Così è stato anche mercoledì 24 Settembre, presso l’Istituto Giapponese di Cultura di Roma, dove la nutrizionista Hiroko Nakazawa ha presentato ad una numerosa ed interessata platea i legami tra la cucina nipponica e il benessere, evidenziando anche alcune criticità nell’odierna dieta della popolazione giapponese.

Quali sono i pilastri su cui poggia quest’antica tradizione culinaria che garantisce da sempre la longevità dei giapponesi?

Il primo, imprescindibile, è quello del rispetto della natura. Vista alternativamente come madre generosa o severa, nella natura risiede una dimensione spirituale, per questo la preghiera diventa parte integrante del rapporto con essa.

La socialità è altrettanto importante. Le festività e le riunioni di famiglia vengono sempre onorate con il cibo tradizionale, simbolo del profondo legame con il territorio e con i propri familiari.

La cucina giapponese è poi territoriale. Può sembrare un concetto del tutto nostrano, ma la grande varietà di condizioni climatiche e colture comporta una modifica dei piatti tradizionali sia a seconda della zona, che a seconda della famiglia che li prepara.

Infine la funzionalità. Grazie al basso contenuto di grassi e zuccheri questi cibi apportano concreti benefici alla salute.

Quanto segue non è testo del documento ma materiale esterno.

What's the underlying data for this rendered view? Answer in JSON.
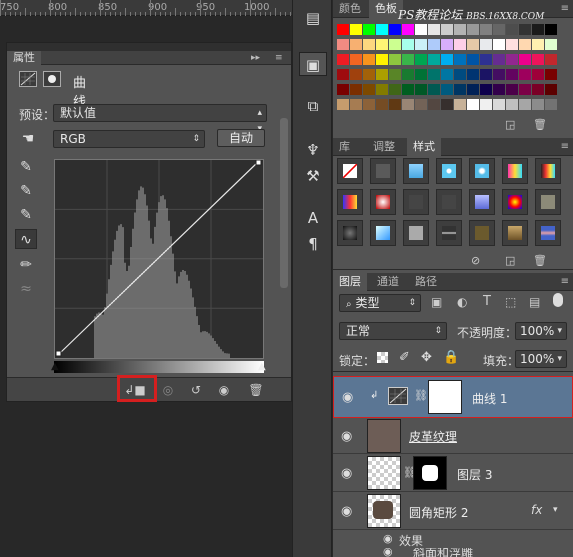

Il basso contenuto di grassi e zuccheri delle pietanze va ricercato nel modo di cucinare e condire la materia prima. Ciò che dà sapore ai cibi è spesso il brodo dashi, che può essere preparato con diversi ingredienti. Solitamente si utilizzano ingredienti come il katsuo bushi (un piccolo tonno essiccato), l’alga konbu, le sardine (niboshi) o i funghi shiitake essiccati.

Un altro efficace metodo per condire senza appesantire consiste nell’usare le spezie fermentate.

Miso, soia fermentata e salsa di soia, sale fermentato, salsa di pesce e il mirin, una sorta di sakè dolce da cucina, costituiscono i principali condimenti.

Questi sono gli antichi segreti che fanno della cucina giapponese una scelta sana, che non rinuncia però al gusto.

La modernità e il cambiamento dei ritmi di vita stanno però apportando significativi mutamenti alla dieta dei giapponesi. Un importante calo del consumo di riso e l’aumento invece del consumo di pane, latticini e carne, potranno nei prossimi anni significare non solo una riduzione dell’autosussistenza alimentare, ma anche un peggioramento della salute dei giapponesi.

Proprio per questo il Governo sta tentando di mettere in atto una capillare opera di educazione alimentare, che inizi dai bambini.

Diventa fondamentale in quest’ottica formare i ragazzi permettendogli di conoscere la campagna, l’agricoltura, la filiera del cibo che consumano ogni giorno.

Riusciranno le visite didattiche, le attività di cucina con i genitori e la pratica agronomica a salvare la cultura alimentare giapponese?